HOWARD F. SACHS, District Judge.
As in the "Perils of Pauline," there have been many problems in this case. The latest is defendants' motion for me to reconsider my ruling in March that there was too much uncertainty to warrant summarily denying tolling of the plaintiffs' claims for the period from June to September, 2007 — the period when there is a submissible claim of plausible willfulness in delaying to pay overtime.
Plaintiffs complain that there has been excessive reconsideration in this case. I did, however, invite clarification of the September situation in my March ruling, and deem it preferable to get things right, rather than go forward with error.
Whether equitable tolling should save the claims of plaintiffs who delayed taking action after September, 2007, depends partly on the facts and partly on how high the standard of diligence is set.
Overtime payments began in September, 2007 (correcting a failure to pay overtime after a change in the law). The period of potential recovery for willfulness violations is from June to September. I have ruled that the delay from June through September could be considered willful, because defendants knew in June that there was a serious question over the new statutory duty, enacted earlier, to pay overtime. The plaintiffs (truckers) were alerted to some extent by the increase in their paychecks, and according to plaintiff Hembree, were told by management at a meeting that there had been a change in the law. The issue is whether they had a right to assume that the company was paying overtime from the time the change in the law occurred, or whether they had a duty to inform themselves rather than let years go by without taking action. Retroactive overtime was not being paid. Unless the three-year statute is tolled, under my prior ruling those who did not take action would be barred. See Doc. 59, establishing a one-year tolling period during the first year of litigation — but only for those without an independent duty of inquiry.
Further consideration of tolling law shows that plaintiffs face a high hurdle absent extraordinary equitable considerations favoring their claim.

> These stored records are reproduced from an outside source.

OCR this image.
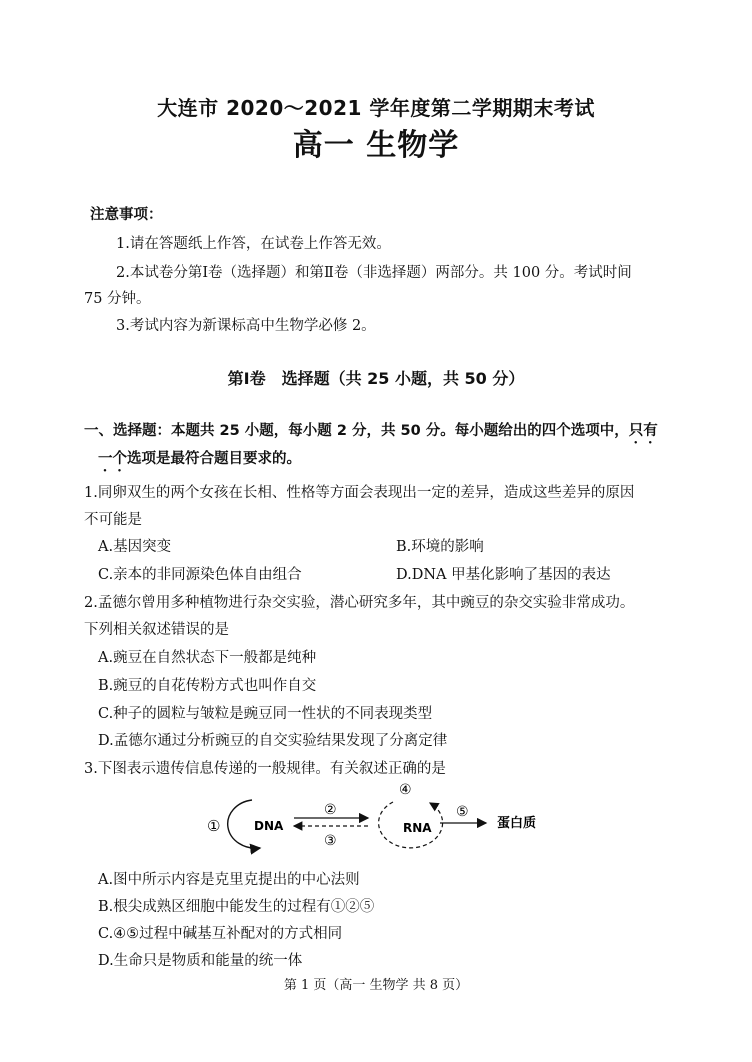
大连市 2020～2021 学年度第二学期期末考试
高一 生物学
注意事项：
1.请在答题纸上作答，在试卷上作答无效。
2.本试卷分第Ⅰ卷（选择题）和第Ⅱ卷（非选择题）两部分。共 100 分。考试时间
75 分钟。
3.考试内容为新课标高中生物学必修 2。
第Ⅰ卷　选择题（共 25 小题，共 50 分）
一、选择题：本题共 25 小题，每小题 2 分，共 50 分。每小题给出的四个选项中，只有
一个选项是最符合题目要求的。
1.同卵双生的两个女孩在长相、性格等方面会表现出一定的差异，造成这些差异的原因
不可能是
A.基因突变	B.环境的影响
C.亲本的非同源染色体自由组合	D.DNA 甲基化影响了基因的表达
2.孟德尔曾用多种植物进行杂交实验，潜心研究多年，其中豌豆的杂交实验非常成功。
下列相关叙述错误的是
A.豌豆在自然状态下一般都是纯种
B.豌豆的自花传粉方式也叫作自交
C.种子的圆粒与皱粒是豌豆同一性状的不同表现类型
D.孟德尔通过分析豌豆的自交实验结果发现了分离定律
3.下图表示遗传信息传递的一般规律。有关叙述正确的是
①	DNA
②
③
④
RNA
⑤
蛋白质
A.图中所示内容是克里克提出的中心法则
B.根尖成熟区细胞中能发生的过程有①②⑤
C.④⑤过程中碱基互补配对的方式相同
D.生命只是物质和能量的统一体
第 1 页（高一 生物学 共 8 页）
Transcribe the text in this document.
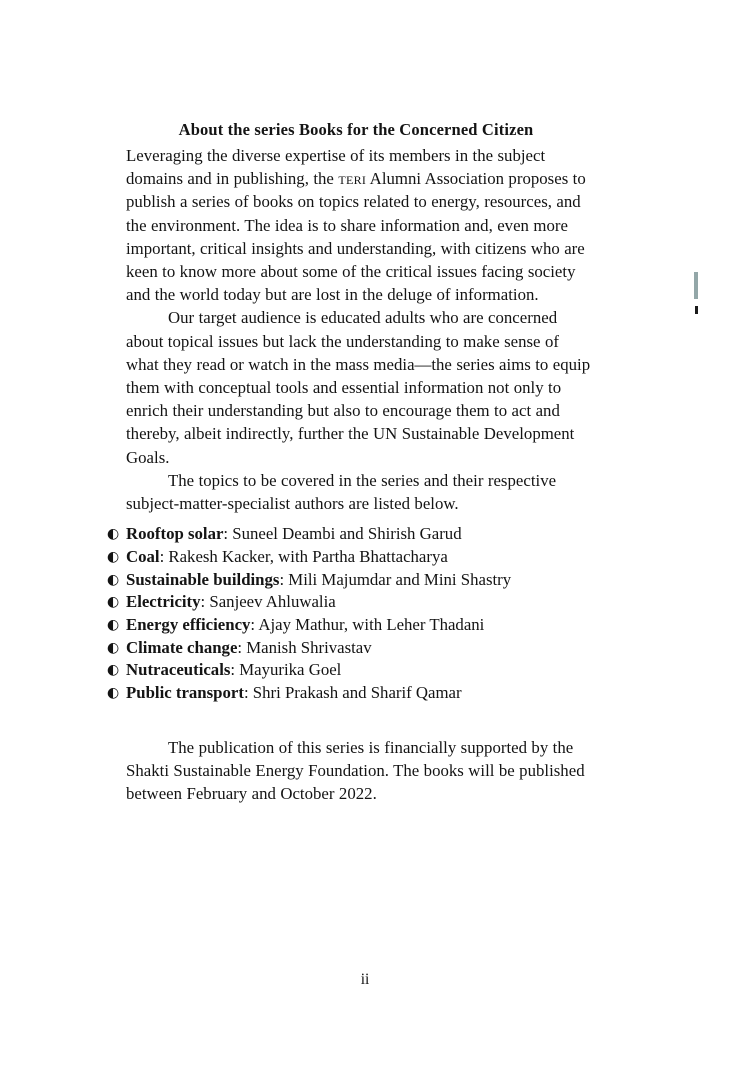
About the series Books for the Concerned Citizen

Leveraging the diverse expertise of its members in the subject domains and in publishing, the teri Alumni Association proposes to publish a series of books on topics related to energy, resources, and the environment. The idea is to share information and, even more important, critical insights and understanding, with citizens who are keen to know more about some of the critical issues facing society and the world today but are lost in the deluge of information.

Our target audience is educated adults who are concerned about topical issues but lack the understanding to make sense of what they read or watch in the mass media—the series aims to equip them with conceptual tools and essential information not only to enrich their understanding but also to encourage them to act and thereby, albeit indirectly, further the UN Sustainable Development Goals.

The topics to be covered in the series and their respective subject-matter-specialist authors are listed below.

◐ Rooftop solar: Suneel Deambi and Shirish Garud
◐ Coal: Rakesh Kacker, with Partha Bhattacharya
◐ Sustainable buildings: Mili Majumdar and Mini Shastry
◐ Electricity: Sanjeev Ahluwalia
◐ Energy efficiency: Ajay Mathur, with Leher Thadani
◐ Climate change: Manish Shrivastav
◐ Nutraceuticals: Mayurika Goel
◐ Public transport: Shri Prakash and Sharif Qamar

The publication of this series is financially supported by the Shakti Sustainable Energy Foundation. The books will be published between February and October 2022.

ii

Ignorance of their legal rights does not excuse plaintiffs, certainly not when they have been alerted to a change in compensation resulting from the overtime decision of management, and especially when management has announced at a meeting that there has been a change of law. Simple non-payment of back overtime pay will not serve to justify delay by plaintiffs in learning about and asserting their rights — absent trickery, inducement by defendants' acts, representations, or some breach of good faith.
On reconsideration, as invited in Doc. 109, I GRANT defendants' motion for reconsideration (Doc. 112) and their motion for summary judgment (Doc. 84) for the additional period in question, from June-September, 2007, and again limit this case to the claim of plaintiff Hembree.
This old case, now much reduced in size, is ready for transfer to another judge for trial. The parties may wish to regroup and settle or avoid trial of the small sum in question by a confession of judgment or some other appropriate disposition — allowing an appeal of legal issues if the parties desire. I expect to transfer the case on or after August 10, 2012, for jury trial and final pretrial preparation under the direction of the trial judge.